L'Antiquité[modifier | modifier le code]

Article détaillé : Littérature de l'Égypte antique.

Au XIXe siècle : la littérature de l'Égypte indépendante[modifier | modifier le code]

On peut tracer les débuts d'une littérature égyptienne indépendante d'une littérature arabe plus vaste à l'indépendance de l'Égypte libérée de la tutelle de l'Empire ottoman en 1805. L'expédition militaire de Napoléon Bonaparte en Égypte quelques années plus tôt, accompagné de savants, a contribué à ouvrir les yeux de plusieurs au retard culturel et technique pris par l'Égypte au cours des siècles précédents.

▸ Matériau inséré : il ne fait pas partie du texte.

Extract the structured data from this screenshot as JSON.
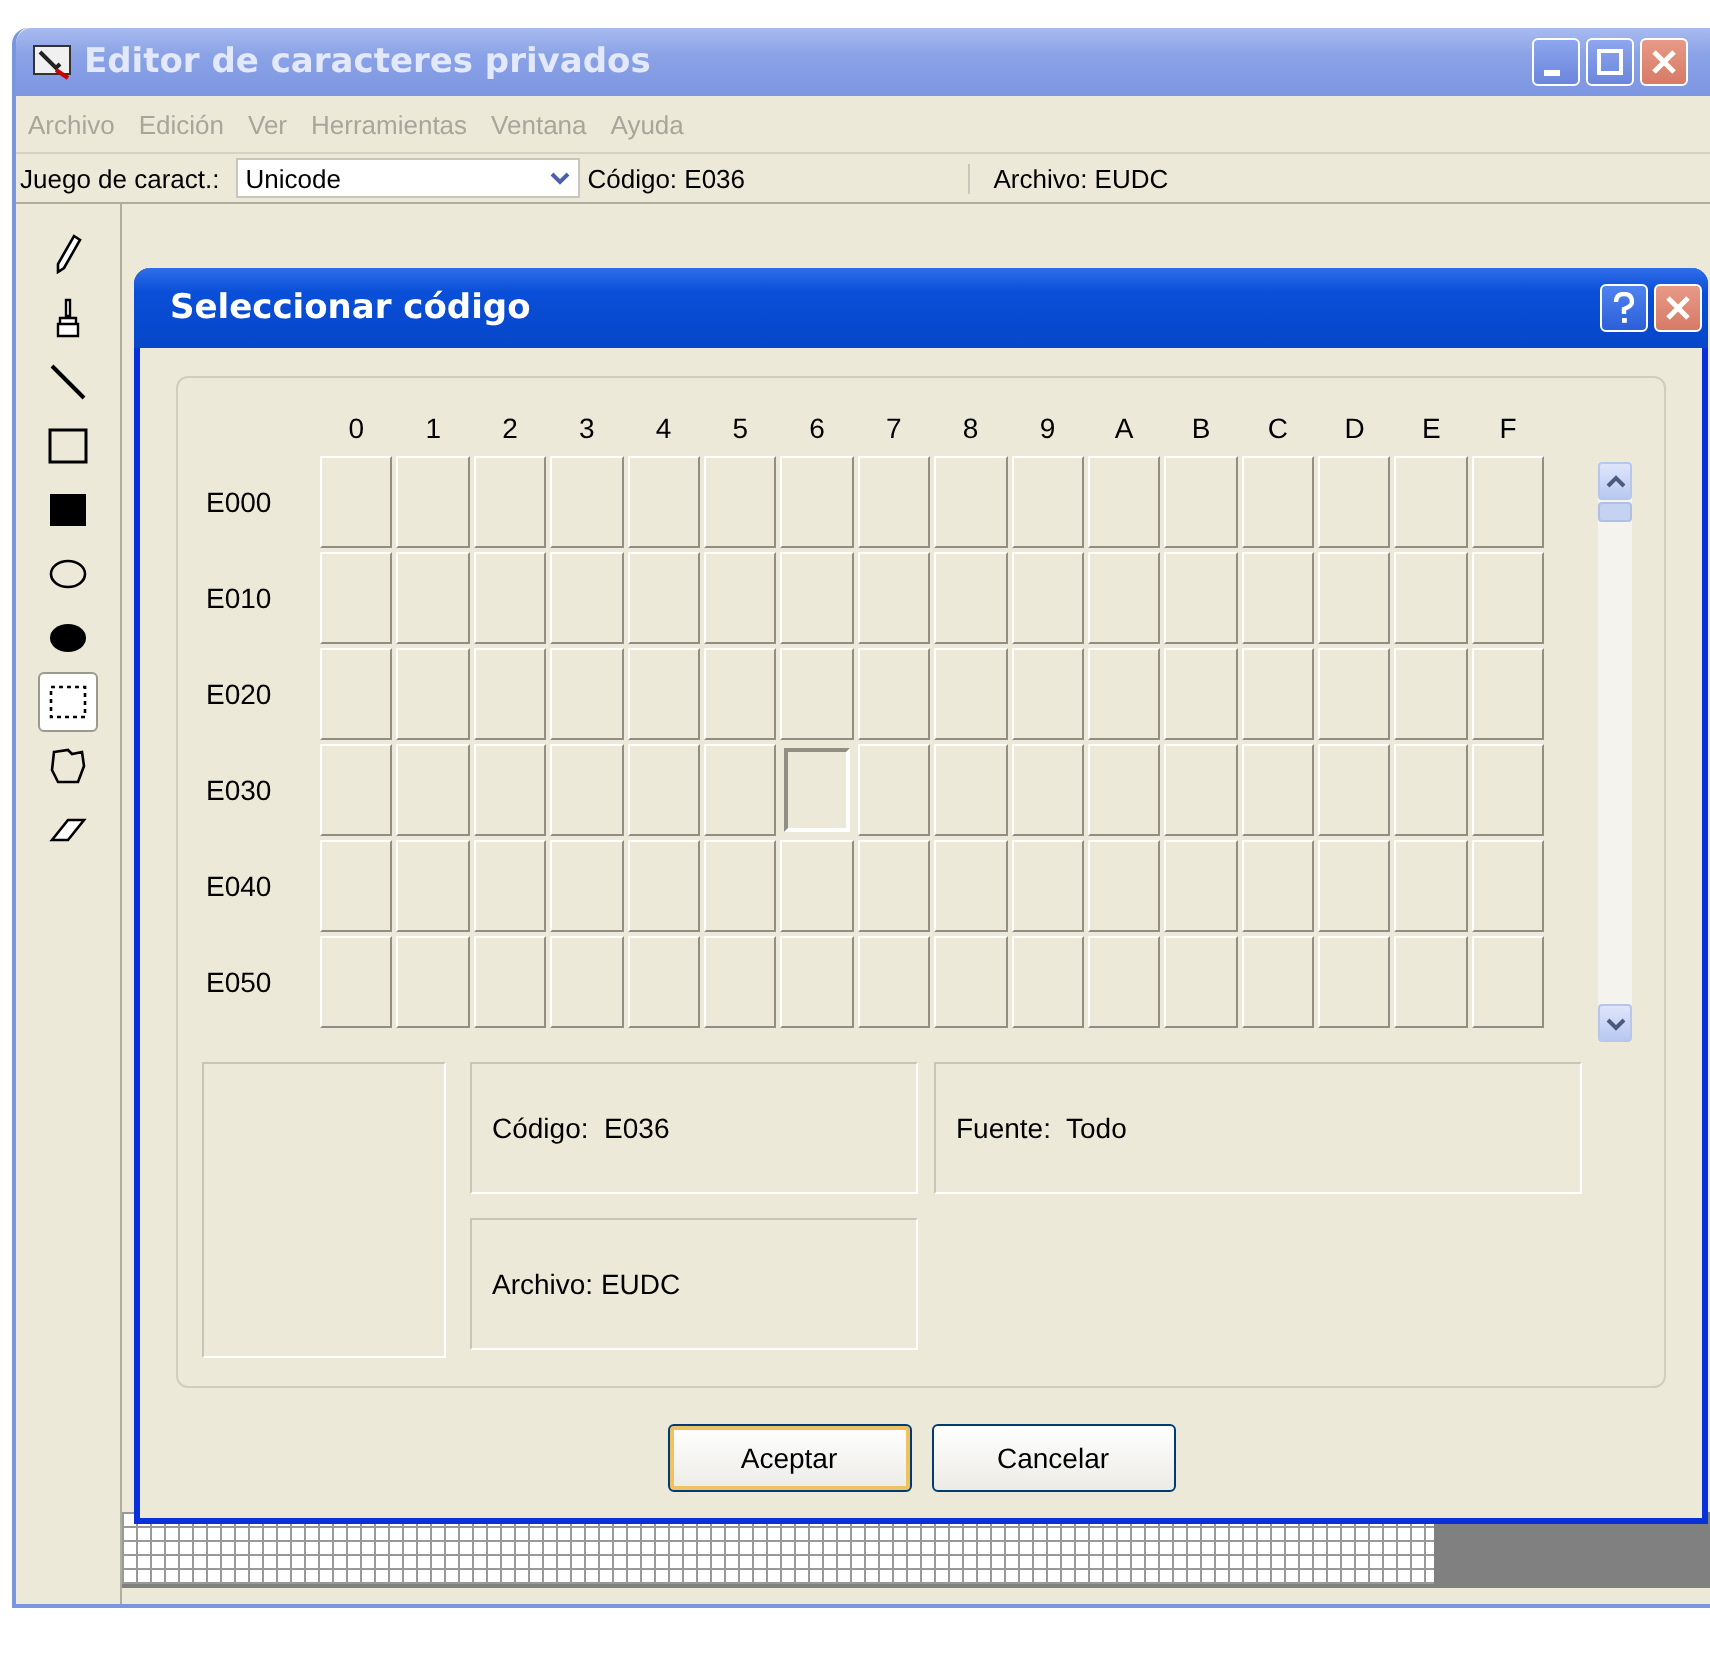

Il faudra toutefois attendre la toute fin du XIXe siècle pour que les premiers écrivains inspirés des modèles occidentaux émergent en Égypte. Parmi ceux-ci, on peut citer Ahmed Chawqi (1868-1932), surnommé le Prince des poètes. Envoyé par le khédive pour étudier en France, il prend pour modèles Pierre Corneille et Jean Racine et écrit plusieurs pièces de théâtre en vers inspirés par l'histoire égyptienne et les légendes arabes, dont La mort de Cléôpatre et Le fou de Leyla.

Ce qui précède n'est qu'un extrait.